Вообще-то подобная приниженность была для сэра Дэвида нехарактерна, с его стороны это скорее был искусный ход: в случае, если его атака встретит сильное сопротивление, он оставлял за собой путь к отступлению, но сохранял возможность возобновить приступ при первом же удобном случае. А в том, что она его слова запомнит и вспоминать их ей будет приятно, он был уверен – он хорошо знал женщин.
В этот момент граф окликнул его с террасы: собеседники решили узнать его мнение по одному из политических вопросов, касавшихся короля Филиппа. Он высказал свое мнение, сэр Томас Овербери продолжил дискуссию, которая, к досаде лорда Рочестера, грозила затянуться. Лорд Рочестер потерял терпение и, оставив спорщиков, сбежал по ступенькам, чтобы поприветствовать леди Эссекс.

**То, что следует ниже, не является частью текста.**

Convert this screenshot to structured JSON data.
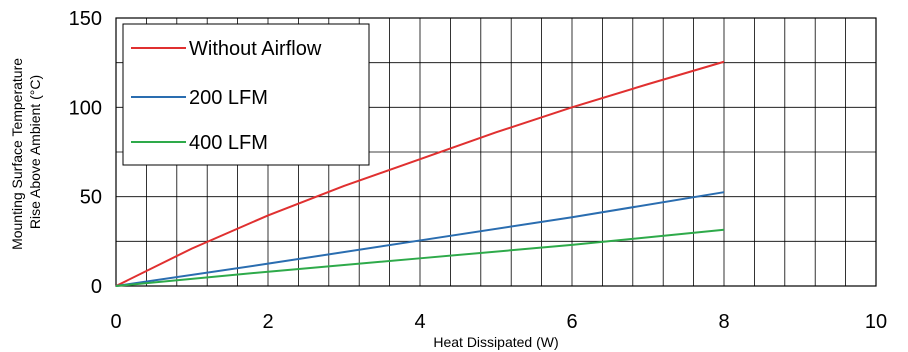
{
  "chart_data": {
    "type": "line",
    "title": "",
    "xlabel": "Heat Dissipated (W)",
    "ylabel_lines": [
      "Mounting Surface Temperature",
      "Rise Above  Ambient (°C)"
    ],
    "xlim": [
      0,
      10
    ],
    "ylim": [
      0,
      150
    ],
    "x_ticks": [
      0,
      2,
      4,
      6,
      8,
      10
    ],
    "y_ticks": [
      0,
      50,
      100,
      150
    ],
    "grid": true,
    "x_minor_step": 0.4,
    "y_minor_step": 25,
    "legend_position": "top-left",
    "series": [
      {
        "name": "Without Airflow",
        "color": "#e03030",
        "x": [
          0,
          1,
          2,
          3,
          4,
          5,
          6,
          7,
          8
        ],
        "y": [
          0,
          21,
          39.5,
          56,
          71,
          86,
          100,
          113,
          125.5
        ]
      },
      {
        "name": "200 LFM",
        "color": "#2a6db0",
        "x": [
          0,
          2,
          4,
          6,
          8
        ],
        "y": [
          0,
          12.5,
          25.5,
          38.5,
          52.5
        ]
      },
      {
        "name": "400 LFM",
        "color": "#2eaa4a",
        "x": [
          0,
          2,
          4,
          6,
          8
        ],
        "y": [
          0,
          8,
          15.5,
          23,
          31.5
        ]
      }
    ]
  }
}
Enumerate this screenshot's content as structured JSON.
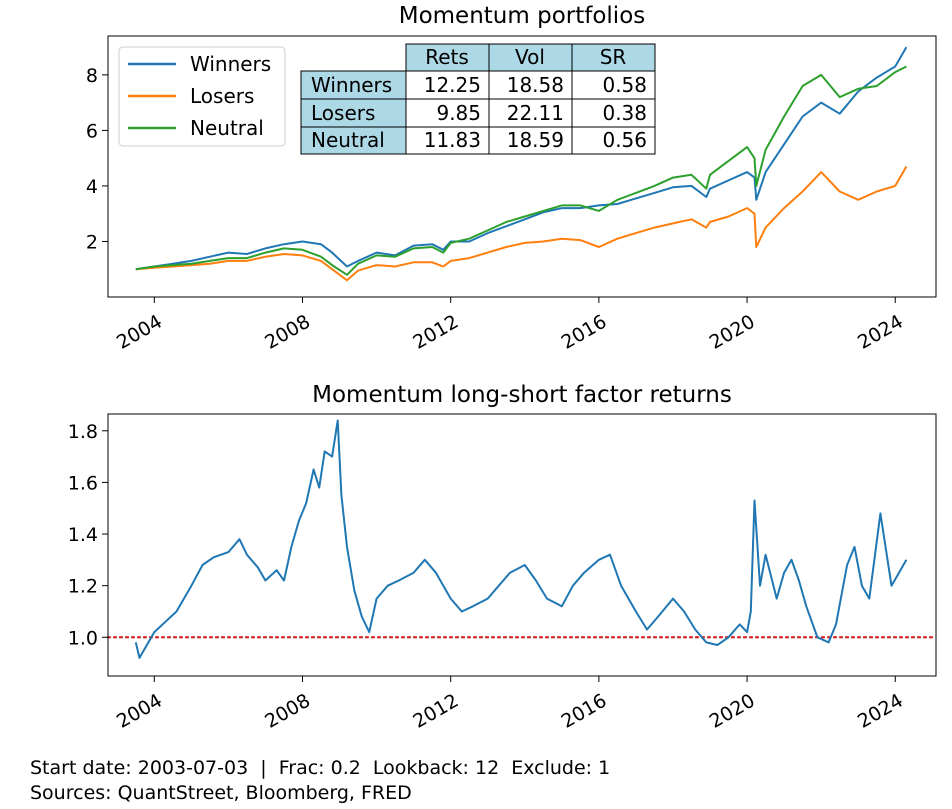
{
  "chart_data": [
    {
      "type": "line",
      "title": "Momentum portfolios",
      "xlabel": "",
      "ylabel": "",
      "xlim": [
        2002.75,
        2025.1
      ],
      "ylim": [
        0.0,
        9.4
      ],
      "x_ticks": [
        {
          "value": 2004,
          "label": "2004"
        },
        {
          "value": 2008,
          "label": "2008"
        },
        {
          "value": 2012,
          "label": "2012"
        },
        {
          "value": 2016,
          "label": "2016"
        },
        {
          "value": 2020,
          "label": "2020"
        },
        {
          "value": 2024,
          "label": "2024"
        }
      ],
      "y_ticks": [
        {
          "value": 2,
          "label": "2"
        },
        {
          "value": 4,
          "label": "4"
        },
        {
          "value": 6,
          "label": "6"
        },
        {
          "value": 8,
          "label": "8"
        }
      ],
      "legend_position": "top-left",
      "grid": false,
      "series": [
        {
          "name": "Winners",
          "color": "#1f77b4",
          "x": [
            2003.5,
            2004.0,
            2004.5,
            2005.0,
            2005.5,
            2006.0,
            2006.5,
            2007.0,
            2007.5,
            2008.0,
            2008.5,
            2008.8,
            2009.2,
            2009.5,
            2010.0,
            2010.5,
            2011.0,
            2011.5,
            2011.8,
            2012.0,
            2012.5,
            2013.0,
            2013.5,
            2014.0,
            2014.5,
            2015.0,
            2015.5,
            2016.0,
            2016.5,
            2017.0,
            2017.5,
            2018.0,
            2018.5,
            2018.9,
            2019.0,
            2019.5,
            2020.0,
            2020.2,
            2020.25,
            2020.5,
            2021.0,
            2021.5,
            2022.0,
            2022.5,
            2023.0,
            2023.5,
            2024.0,
            2024.3
          ],
          "y": [
            1.0,
            1.1,
            1.2,
            1.3,
            1.45,
            1.6,
            1.55,
            1.75,
            1.9,
            2.0,
            1.9,
            1.6,
            1.1,
            1.3,
            1.6,
            1.5,
            1.85,
            1.9,
            1.7,
            2.0,
            2.0,
            2.3,
            2.55,
            2.8,
            3.05,
            3.2,
            3.2,
            3.3,
            3.35,
            3.55,
            3.75,
            3.95,
            4.0,
            3.6,
            3.9,
            4.2,
            4.5,
            4.3,
            3.5,
            4.5,
            5.5,
            6.5,
            7.0,
            6.6,
            7.4,
            7.9,
            8.3,
            9.0
          ]
        },
        {
          "name": "Losers",
          "color": "#ff7f0e",
          "x": [
            2003.5,
            2004.0,
            2004.5,
            2005.0,
            2005.5,
            2006.0,
            2006.5,
            2007.0,
            2007.5,
            2008.0,
            2008.5,
            2008.8,
            2009.2,
            2009.5,
            2010.0,
            2010.5,
            2011.0,
            2011.5,
            2011.8,
            2012.0,
            2012.5,
            2013.0,
            2013.5,
            2014.0,
            2014.5,
            2015.0,
            2015.5,
            2016.0,
            2016.5,
            2017.0,
            2017.5,
            2018.0,
            2018.5,
            2018.9,
            2019.0,
            2019.5,
            2020.0,
            2020.2,
            2020.25,
            2020.5,
            2021.0,
            2021.5,
            2022.0,
            2022.5,
            2023.0,
            2023.5,
            2024.0,
            2024.3
          ],
          "y": [
            1.0,
            1.05,
            1.1,
            1.15,
            1.2,
            1.3,
            1.3,
            1.45,
            1.55,
            1.5,
            1.3,
            1.0,
            0.6,
            0.95,
            1.15,
            1.1,
            1.25,
            1.25,
            1.1,
            1.3,
            1.4,
            1.6,
            1.8,
            1.95,
            2.0,
            2.1,
            2.05,
            1.8,
            2.1,
            2.3,
            2.5,
            2.65,
            2.8,
            2.5,
            2.7,
            2.9,
            3.2,
            3.0,
            1.8,
            2.5,
            3.2,
            3.8,
            4.5,
            3.8,
            3.5,
            3.8,
            4.0,
            4.7
          ]
        },
        {
          "name": "Neutral",
          "color": "#2ca02c",
          "x": [
            2003.5,
            2004.0,
            2004.5,
            2005.0,
            2005.5,
            2006.0,
            2006.5,
            2007.0,
            2007.5,
            2008.0,
            2008.5,
            2008.8,
            2009.2,
            2009.5,
            2010.0,
            2010.5,
            2011.0,
            2011.5,
            2011.8,
            2012.0,
            2012.5,
            2013.0,
            2013.5,
            2014.0,
            2014.5,
            2015.0,
            2015.5,
            2016.0,
            2016.5,
            2017.0,
            2017.5,
            2018.0,
            2018.5,
            2018.9,
            2019.0,
            2019.5,
            2020.0,
            2020.2,
            2020.25,
            2020.5,
            2021.0,
            2021.5,
            2022.0,
            2022.5,
            2023.0,
            2023.5,
            2024.0,
            2024.3
          ],
          "y": [
            1.0,
            1.1,
            1.15,
            1.2,
            1.3,
            1.4,
            1.4,
            1.6,
            1.75,
            1.7,
            1.45,
            1.15,
            0.8,
            1.2,
            1.5,
            1.45,
            1.75,
            1.8,
            1.6,
            1.95,
            2.1,
            2.4,
            2.7,
            2.9,
            3.1,
            3.3,
            3.3,
            3.1,
            3.5,
            3.75,
            4.0,
            4.3,
            4.4,
            3.9,
            4.4,
            4.9,
            5.4,
            5.0,
            4.0,
            5.3,
            6.5,
            7.6,
            8.0,
            7.2,
            7.5,
            7.6,
            8.1,
            8.3
          ]
        }
      ],
      "table": {
        "columns": [
          "Rets",
          "Vol",
          "SR"
        ],
        "rows": [
          {
            "label": "Winners",
            "values": [
              "12.25",
              "18.58",
              "0.58"
            ]
          },
          {
            "label": "Losers",
            "values": [
              "9.85",
              "22.11",
              "0.38"
            ]
          },
          {
            "label": "Neutral",
            "values": [
              "11.83",
              "18.59",
              "0.56"
            ]
          }
        ],
        "header_color": "#add8e6"
      }
    },
    {
      "type": "line",
      "title": "Momentum long-short factor returns",
      "xlabel": "",
      "ylabel": "",
      "xlim": [
        2002.75,
        2025.1
      ],
      "ylim": [
        0.85,
        1.865
      ],
      "x_ticks": [
        {
          "value": 2004,
          "label": "2004"
        },
        {
          "value": 2008,
          "label": "2008"
        },
        {
          "value": 2012,
          "label": "2012"
        },
        {
          "value": 2016,
          "label": "2016"
        },
        {
          "value": 2020,
          "label": "2020"
        },
        {
          "value": 2024,
          "label": "2024"
        }
      ],
      "y_ticks": [
        {
          "value": 1.0,
          "label": "1.0"
        },
        {
          "value": 1.2,
          "label": "1.2"
        },
        {
          "value": 1.4,
          "label": "1.4"
        },
        {
          "value": 1.6,
          "label": "1.6"
        },
        {
          "value": 1.8,
          "label": "1.8"
        }
      ],
      "grid": false,
      "reference_line": {
        "y": 1.0,
        "color": "#d62728",
        "style": "dotted"
      },
      "series": [
        {
          "color": "#1f77b4",
          "x": [
            2003.5,
            2003.6,
            2003.8,
            2004.0,
            2004.3,
            2004.6,
            2005.0,
            2005.3,
            2005.6,
            2006.0,
            2006.3,
            2006.5,
            2006.8,
            2007.0,
            2007.3,
            2007.5,
            2007.7,
            2007.9,
            2008.1,
            2008.3,
            2008.45,
            2008.6,
            2008.8,
            2008.95,
            2009.05,
            2009.2,
            2009.4,
            2009.6,
            2009.8,
            2010.0,
            2010.3,
            2010.6,
            2011.0,
            2011.3,
            2011.6,
            2012.0,
            2012.3,
            2012.6,
            2013.0,
            2013.3,
            2013.6,
            2014.0,
            2014.3,
            2014.6,
            2015.0,
            2015.3,
            2015.6,
            2016.0,
            2016.3,
            2016.6,
            2017.0,
            2017.3,
            2017.6,
            2018.0,
            2018.3,
            2018.6,
            2018.9,
            2019.2,
            2019.5,
            2019.8,
            2020.0,
            2020.1,
            2020.2,
            2020.35,
            2020.5,
            2020.8,
            2021.0,
            2021.2,
            2021.4,
            2021.6,
            2021.9,
            2022.2,
            2022.4,
            2022.7,
            2022.9,
            2023.1,
            2023.3,
            2023.6,
            2023.9,
            2024.1,
            2024.3
          ],
          "y": [
            0.98,
            0.92,
            0.97,
            1.02,
            1.06,
            1.1,
            1.2,
            1.28,
            1.31,
            1.33,
            1.38,
            1.32,
            1.27,
            1.22,
            1.26,
            1.22,
            1.35,
            1.45,
            1.52,
            1.65,
            1.58,
            1.72,
            1.7,
            1.84,
            1.55,
            1.35,
            1.18,
            1.08,
            1.02,
            1.15,
            1.2,
            1.22,
            1.25,
            1.3,
            1.25,
            1.15,
            1.1,
            1.12,
            1.15,
            1.2,
            1.25,
            1.28,
            1.22,
            1.15,
            1.12,
            1.2,
            1.25,
            1.3,
            1.32,
            1.2,
            1.1,
            1.03,
            1.08,
            1.15,
            1.1,
            1.03,
            0.98,
            0.97,
            1.0,
            1.05,
            1.02,
            1.1,
            1.53,
            1.2,
            1.32,
            1.15,
            1.25,
            1.3,
            1.22,
            1.12,
            1.0,
            0.98,
            1.05,
            1.28,
            1.35,
            1.2,
            1.15,
            1.48,
            1.2,
            1.25,
            1.3
          ]
        }
      ]
    }
  ],
  "footer": {
    "line1": "Start date: 2003-07-03  |  Frac: 0.2  Lookback: 12  Exclude: 1",
    "line2": "Sources: QuantStreet, Bloomberg, FRED"
  }
}
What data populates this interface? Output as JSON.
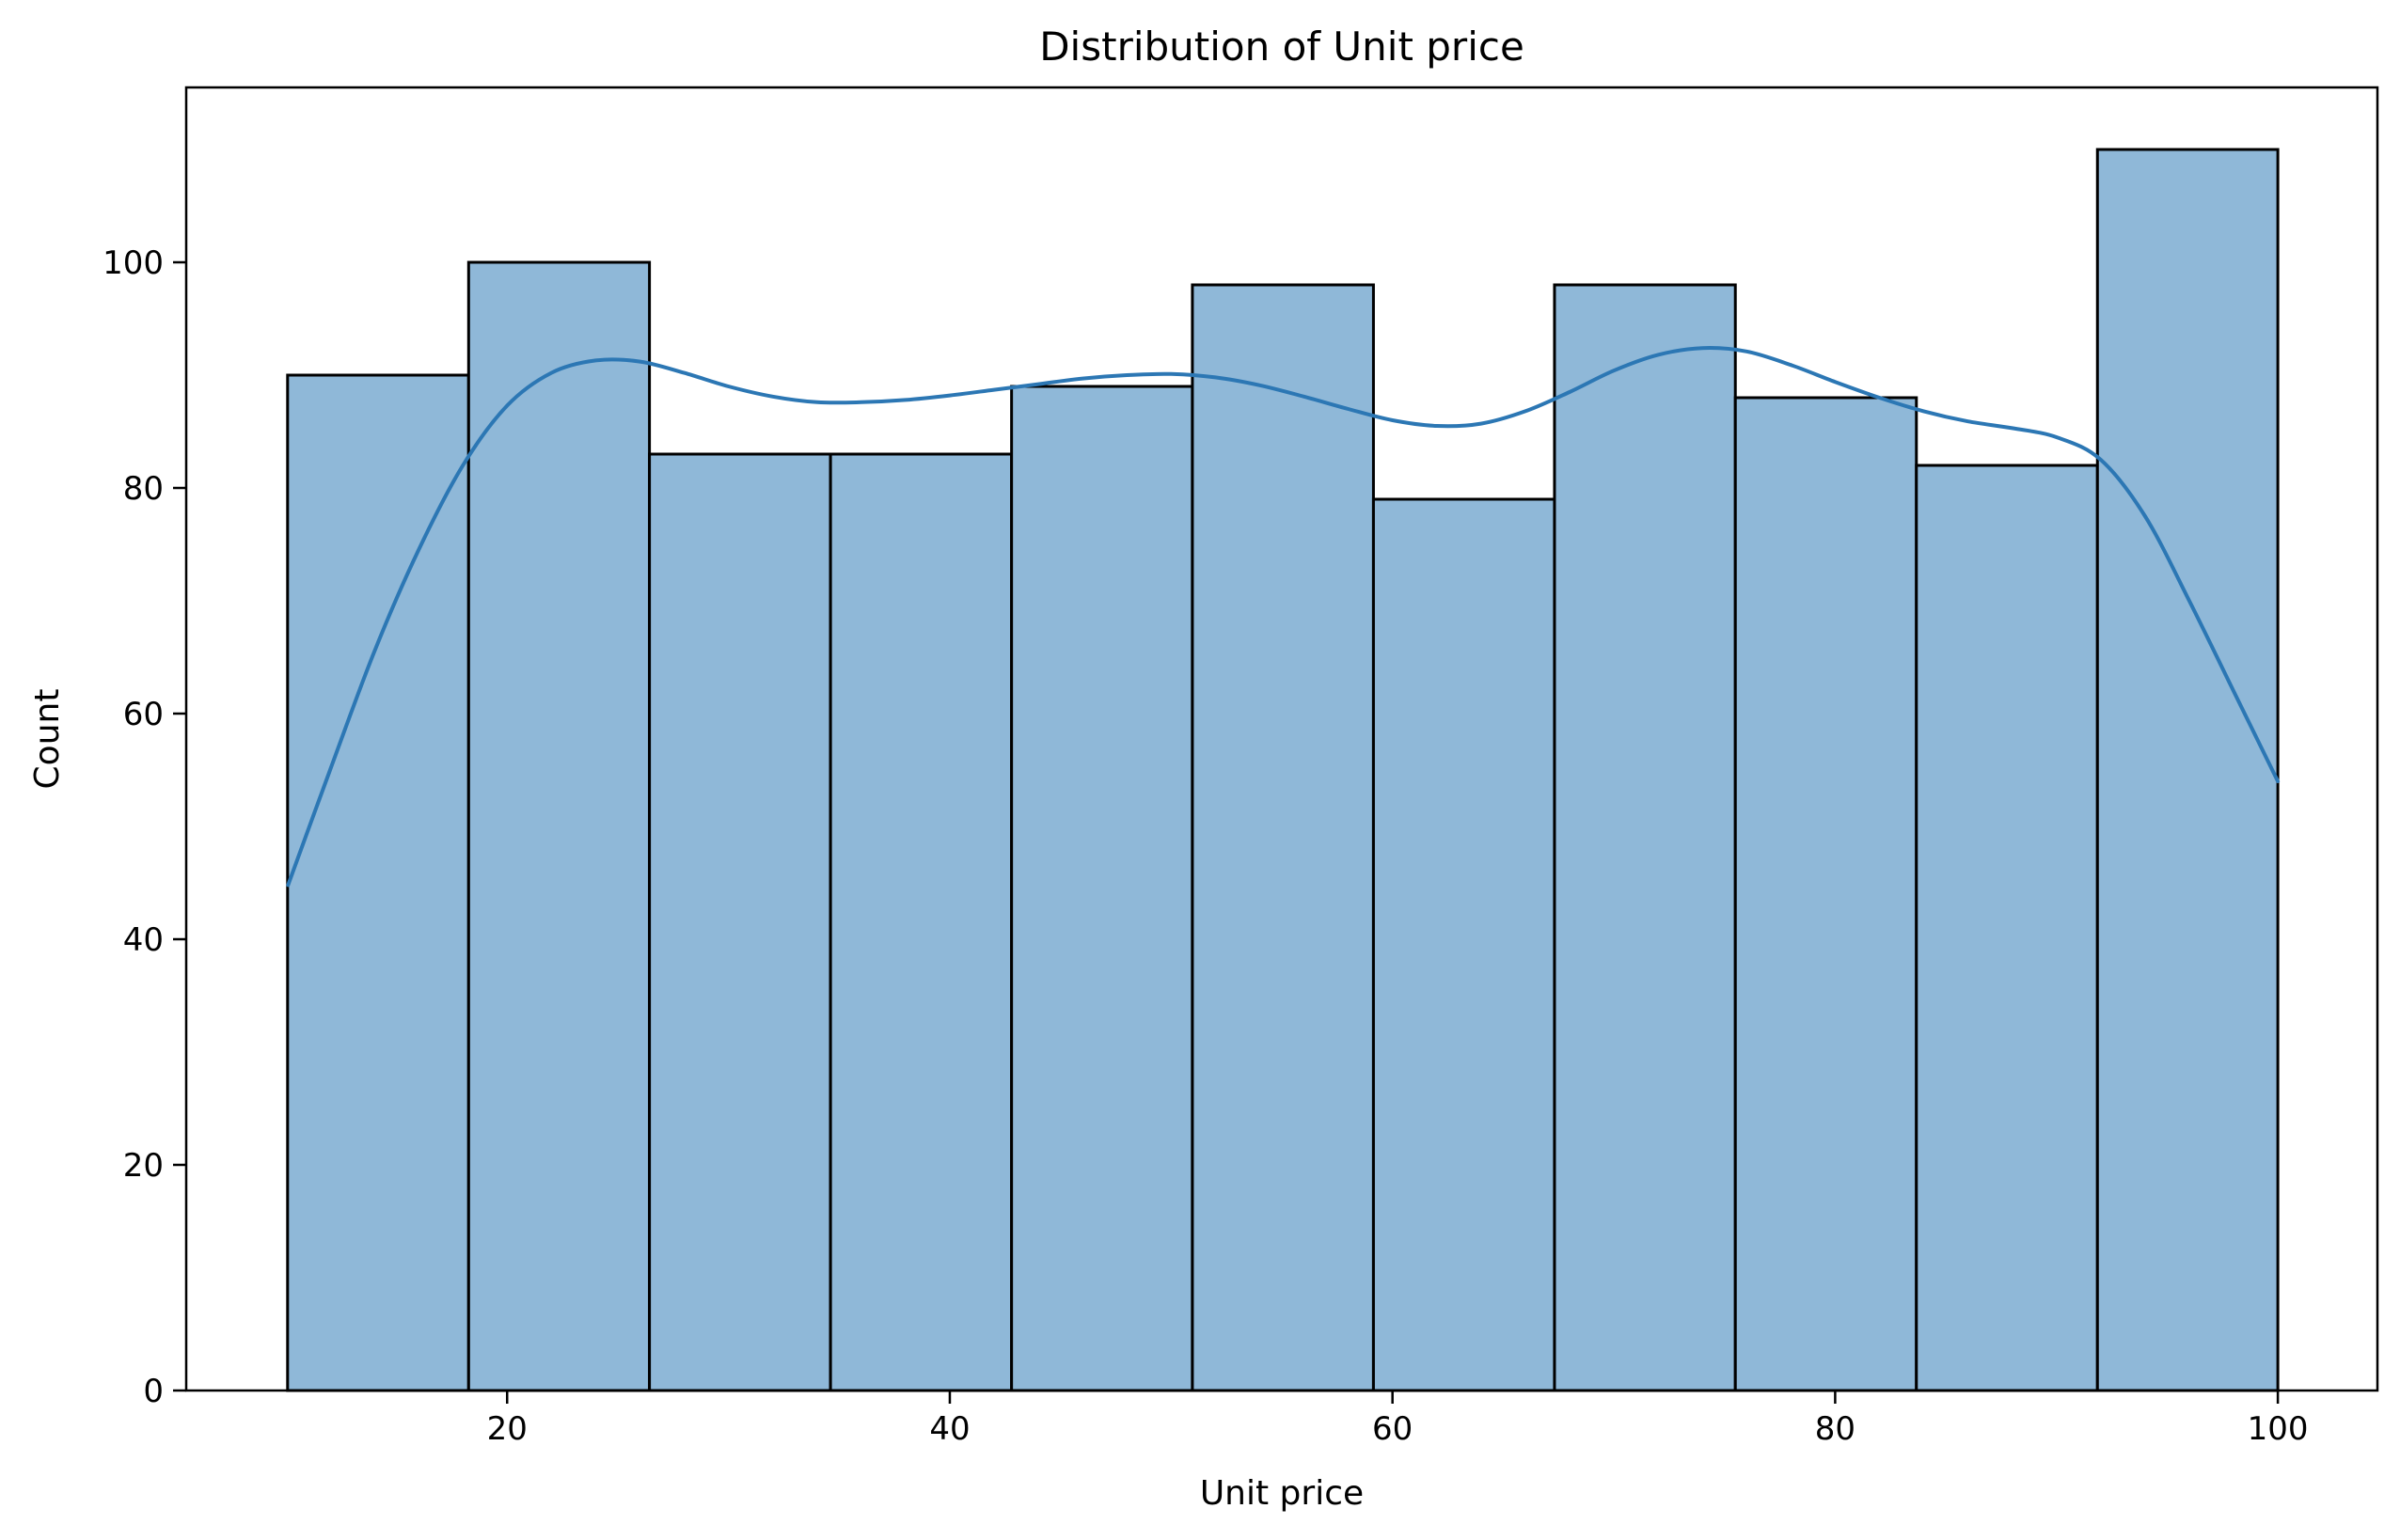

У него уже вошло в привычку оставлять все дела на сэра Томаса (а его величество теперь тоже привычно передоверял все дела лорду Рочестеру). Король повел себя так потому, что в глубине души был лентяем и терпеть не мог никаких трудов, кроме литературных, таких, как «Энергичный протест против табака», его последний опус, которым он очень гордился. Единственное, ради чего король с охотой предпринимал усилия – ради раздобывания денег. И лорд Рочестер, следуя королевскому примеру, доверял все государственные проблемы своему заместителю, тем более, что он, в отличие от короля, прекрасно сознавал, что заместитель куда более компетентен, чем он сам.
Но сэр Дэвид этого, естественно, не знал, поэтому с удивлением воспринял бегство лорда Рочестера к ее светлости.
На леди Эссекс было розовое платье с высокой талией и пышной юбкой с фижмами и двойными рукавами на бледно-розовой подкладке. Золотоволосую головку покрывала маленькая белоснежная шапочка, украшенная, как и высокий воротник, кружевами. Синие"глаза ее светлости улыбались лорду Рочестеру – если бы сэр Дэвид мог разглядеть и эту улыбку, он бы удивился еще больше.
Новоиспеченный лорд с приличествующей скромностью принял ее поздравления, а затем заговорил о сэре Дэвиде Вуде, о его поездке в Испанию, о его достоинствах, о том, как тот хорошо знает дело. Она слушала его, затем со смехом прервала:
– По-моему, для вашей светлости стало привычным развлекать меня разговорами о посторонних.
Он припомнил их последнюю встречу в Ричмонд-парке, слова, которыми они обменивались на банкете в честь посла Испании, и тоже рассмеялся:
– Надеюсь, это не вошло у меня в привычку, но признаю, что до сих пор было моей ошибкой.
– И моей.
– Почему же вашей?
Она на мгновение помедлила, затем решилась:
– Я бы предпочла, чтобы вы говорили о себе.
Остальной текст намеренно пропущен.